What do you want to learn about your #FamilyHistory?
Follow-up questions that go with this question are:
Do you have a burning question about the family that you would like to know the answer?
If you had questions about your family, who would you turn to for the answer?
Do you have any information about this person in your records?
What information do you have to link you to this person or event?
Deciding on a research objective is the next set in learning about your family history. Sometimes you need to set several different objectives to reach the end goal if what you really want to learn. It is important not to pick to large of an objective. It is best to set smaller goals that will help to lead you to the bigger goal or objective.
It is important to research only one objective at a time. Objectives should be small and based on events. Start from what is known to the unknown, sometimes this means starting with a death certificate or a grave and working toward a marriage or birth certificate. It is also best to work within family groups one at a time and not large branches of your tree. Each step you make will lead to more and more information.
The minimum amount of information you should find for a person is their name, gender, approximate birth date and place, and their death date and place. Marriage information is also a great way to expand your tree and find more related documents and sources.
By no means am I an expert but I have a desire to learn and have had my own experiences of trial and error.
|Henrietta Inez Moler Merrian Green (1896-1966)|
My uncle Michael Hill had done a lot of genealogy work on the family in the 80's and had presented my mother a book of printed pedigree charts and family group records. In all of his efforts he was unable to find any information on my grandma's line. FamilySearch also did not have any information populated into my tree. I decided I would take a look at this line and see if there was any information I could find now that 30 years had past since uncle Mike had worked on the line.

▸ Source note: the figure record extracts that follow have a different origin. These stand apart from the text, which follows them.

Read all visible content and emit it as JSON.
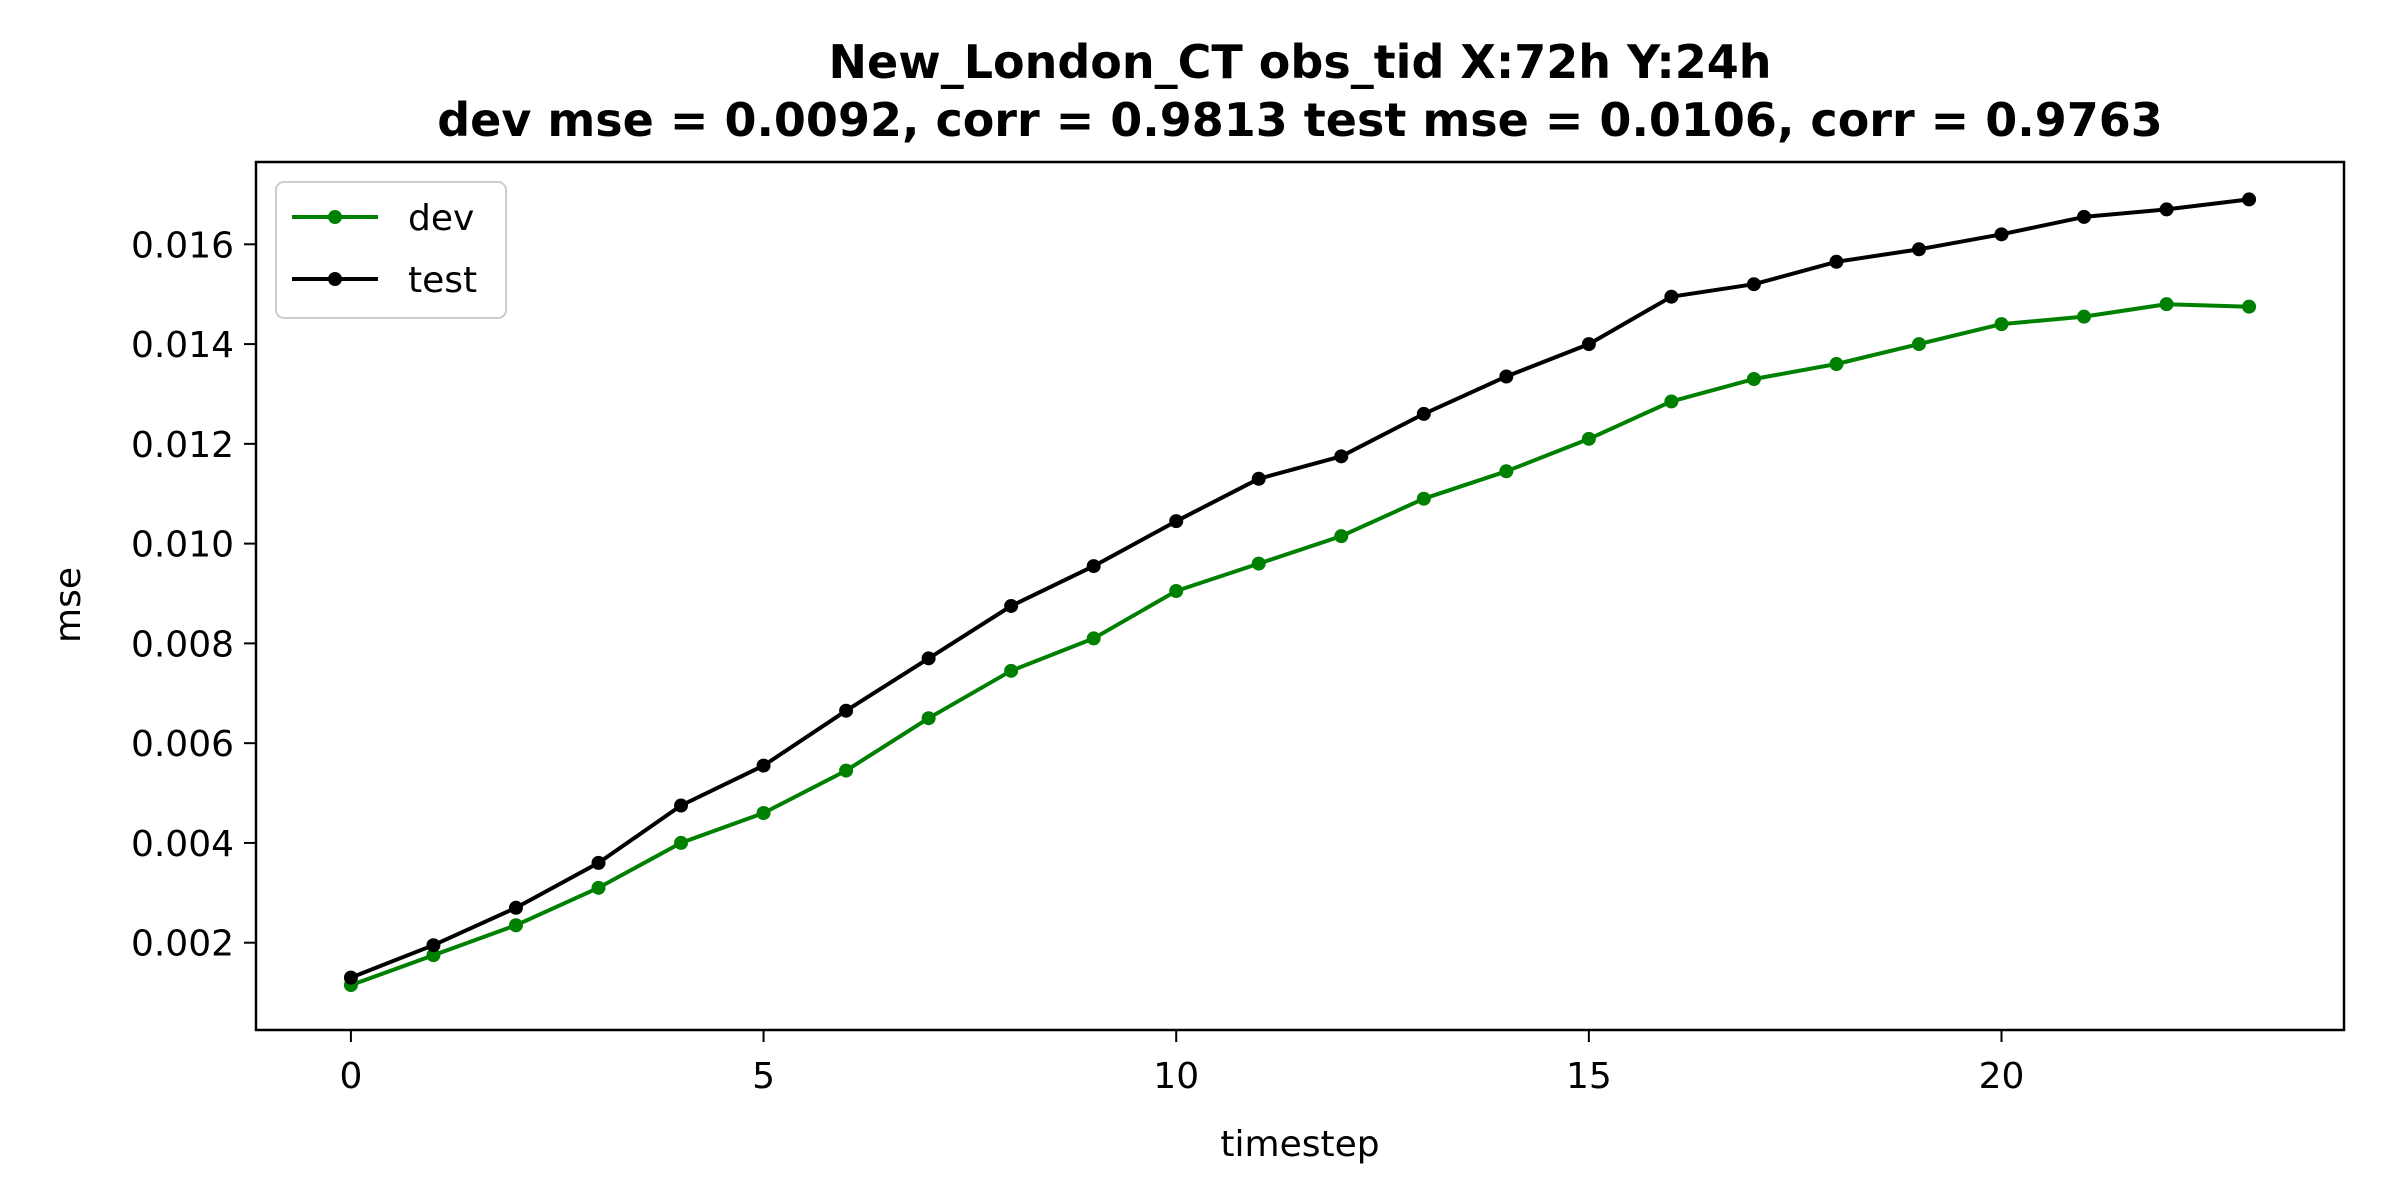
{
  "chart_data": {
    "type": "line",
    "title_lines": [
      "New_London_CT   obs_tid   X:72h   Y:24h",
      "dev mse = 0.0092, corr = 0.9813   test mse = 0.0106, corr = 0.9763"
    ],
    "xlabel": "timestep",
    "ylabel": "mse",
    "xlim": [
      -1.15,
      24.15
    ],
    "ylim": [
      0.00025,
      0.01765
    ],
    "xticks": [
      0,
      5,
      10,
      15,
      20
    ],
    "xtick_labels": [
      "0",
      "5",
      "10",
      "15",
      "20"
    ],
    "yticks": [
      0.002,
      0.004,
      0.006,
      0.008,
      0.01,
      0.012,
      0.014,
      0.016
    ],
    "ytick_labels": [
      "0.002",
      "0.004",
      "0.006",
      "0.008",
      "0.010",
      "0.012",
      "0.014",
      "0.016"
    ],
    "grid": false,
    "legend_position": "upper left",
    "x": [
      0,
      1,
      2,
      3,
      4,
      5,
      6,
      7,
      8,
      9,
      10,
      11,
      12,
      13,
      14,
      15,
      16,
      17,
      18,
      19,
      20,
      21,
      22,
      23
    ],
    "series": [
      {
        "name": "dev",
        "color": "#008000",
        "values": [
          0.00115,
          0.00175,
          0.00235,
          0.0031,
          0.004,
          0.0046,
          0.00545,
          0.0065,
          0.00745,
          0.0081,
          0.00905,
          0.0096,
          0.01015,
          0.0109,
          0.01145,
          0.0121,
          0.01285,
          0.0133,
          0.0136,
          0.014,
          0.0144,
          0.01455,
          0.0148,
          0.01475
        ]
      },
      {
        "name": "test",
        "color": "#000000",
        "values": [
          0.0013,
          0.00195,
          0.0027,
          0.0036,
          0.00475,
          0.00555,
          0.00665,
          0.0077,
          0.00875,
          0.00955,
          0.01045,
          0.0113,
          0.01175,
          0.0126,
          0.01335,
          0.014,
          0.01495,
          0.0152,
          0.01565,
          0.0159,
          0.0162,
          0.01655,
          0.0167,
          0.0169
        ]
      }
    ]
  }
}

When I was a child my mom told me the family tale that the Merrian family had come from Nottingham, England. They they were part of Robin Hood's merry men and lived in Sherwood Forrest. The thought of being a descendant of these people gave me a lot of pride and many visions of grandeur.
There were few real pieces of evidence I had to go by but another more plausible story I heard about my grandmother's name gave me a place to start. My grandmother was named Wilberta Annette Merrian Bartholomew and she said that she was named after her father Wilbert. He was expecting to have a son so they settled on naming him after his father but when she was born they gave her a feminized version of his name. I was fairly certain that her father's name was Wilbert Merrian.

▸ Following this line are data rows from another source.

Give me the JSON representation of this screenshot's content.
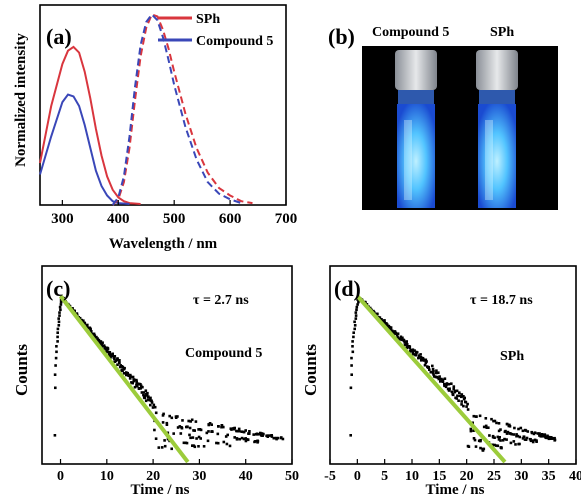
{
  "panels": {
    "a": {
      "label": "(a)",
      "chart_data": {
        "type": "line",
        "title": "",
        "xlabel": "Wavelength / nm",
        "ylabel": "Normalized intensity",
        "xlim": [
          260,
          700
        ],
        "ylim": [
          0,
          1.05
        ],
        "xticks": [
          300,
          400,
          500,
          600,
          700
        ],
        "legend": "top-right",
        "series": [
          {
            "name": "SPh",
            "color": "#d9363e",
            "kind": "absorption",
            "x": [
              260,
              280,
              300,
              310,
              320,
              330,
              340,
              350,
              360,
              370,
              380,
              390,
              400,
              410,
              420,
              440
            ],
            "y": [
              0.22,
              0.52,
              0.74,
              0.81,
              0.83,
              0.8,
              0.7,
              0.56,
              0.4,
              0.26,
              0.15,
              0.08,
              0.04,
              0.02,
              0.01,
              0.005
            ]
          },
          {
            "name": "Compound 5",
            "color": "#3a47b8",
            "kind": "absorption",
            "x": [
              260,
              280,
              300,
              310,
              320,
              330,
              340,
              350,
              360,
              370,
              380,
              390,
              400,
              420
            ],
            "y": [
              0.16,
              0.36,
              0.54,
              0.58,
              0.57,
              0.52,
              0.42,
              0.3,
              0.18,
              0.1,
              0.05,
              0.02,
              0.01,
              0.005
            ]
          },
          {
            "name": "SPh",
            "color": "#d9363e",
            "kind": "emission",
            "x": [
              390,
              400,
              410,
              420,
              430,
              440,
              450,
              460,
              470,
              480,
              490,
              500,
              520,
              540,
              560,
              580,
              600,
              620,
              640
            ],
            "y": [
              0.0,
              0.03,
              0.12,
              0.3,
              0.55,
              0.78,
              0.93,
              1.0,
              0.99,
              0.92,
              0.82,
              0.7,
              0.48,
              0.3,
              0.17,
              0.09,
              0.05,
              0.02,
              0.01
            ]
          },
          {
            "name": "Compound 5",
            "color": "#3a47b8",
            "kind": "emission",
            "x": [
              390,
              400,
              410,
              420,
              430,
              440,
              450,
              460,
              470,
              480,
              490,
              500,
              520,
              540,
              560,
              580,
              600,
              620
            ],
            "y": [
              0.0,
              0.04,
              0.15,
              0.36,
              0.62,
              0.84,
              0.96,
              1.0,
              0.97,
              0.88,
              0.76,
              0.63,
              0.41,
              0.24,
              0.12,
              0.06,
              0.03,
              0.01
            ]
          }
        ]
      }
    },
    "b": {
      "label": "(b)",
      "vial_labels": [
        "Compound 5",
        "SPh"
      ],
      "glow_color": "#3fb6ff"
    },
    "c": {
      "label": "(c)",
      "annotation_tau": "τ = 2.7 ns",
      "annotation_name": "Compound 5",
      "chart_data": {
        "type": "scatter",
        "title": "",
        "xlabel": "Time / ns",
        "ylabel": "Counts",
        "xlim": [
          -4,
          50
        ],
        "xticks": [
          0,
          10,
          20,
          30,
          40,
          50
        ],
        "y_scale": "log",
        "decay_tau_ns": 2.7,
        "fit_color": "#9ccc3b",
        "fit_line": {
          "x": [
            0,
            27.5
          ],
          "y_rel": [
            1.0,
            0.0
          ]
        },
        "points": {
          "rise_start_ns": -1.5,
          "peak_ns": 0,
          "linear_end_ns": 20,
          "tail_end_ns": 48
        }
      }
    },
    "d": {
      "label": "(d)",
      "annotation_tau": "τ = 18.7 ns",
      "annotation_name": "SPh",
      "chart_data": {
        "type": "scatter",
        "title": "",
        "xlabel": "Time / ns",
        "ylabel": "Counts",
        "xlim": [
          -5,
          40
        ],
        "xticks": [
          -5,
          0,
          5,
          10,
          15,
          20,
          25,
          30,
          35,
          40
        ],
        "y_scale": "log",
        "decay_tau_ns": 18.7,
        "fit_color": "#9ccc3b",
        "fit_line": {
          "x": [
            0,
            27
          ],
          "y_rel": [
            1.0,
            0.0
          ]
        },
        "points": {
          "rise_start_ns": -1.5,
          "peak_ns": 0,
          "linear_end_ns": 20,
          "tail_end_ns": 36
        }
      }
    }
  }
}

Because Wilberta is such an unusual name it make it pretty easy to use as a search term. I quickly found her in the 1930 U.S. Census living in Reno, Nevada. A record my uncle Mike would not have had access to. In the census I found the family of Alfred W. and Henrietta I. Merrian along with their children Wilberta, James and Ruth. This record also states that Alfred as well as his father were born in Canada. It also says he immigrated to the United States in 1892.
In the 1920 Census in Reno, Nevada I found the entry for A. W. [indexed as H. W.] and Henrietta Merrian. Both A. W. and his father are listed as being born in Canada. I am almost positive this is my great-grandparents. A bonus from this record says he immigrated to the United States in 1898.
A 1918 World War I Draft Registration Card lists a birth date as June 7, 1879 for Alfred Wilbert Merrian. It also lists his nearest relative as Henrietta Moler Merrian, and they are living in Sacramento, California. I am sure these are my great grandparents despite the change in his name.
Following steps like these I was able to verify the members of my family across Canada to Connecticut. A process I will outline in another post.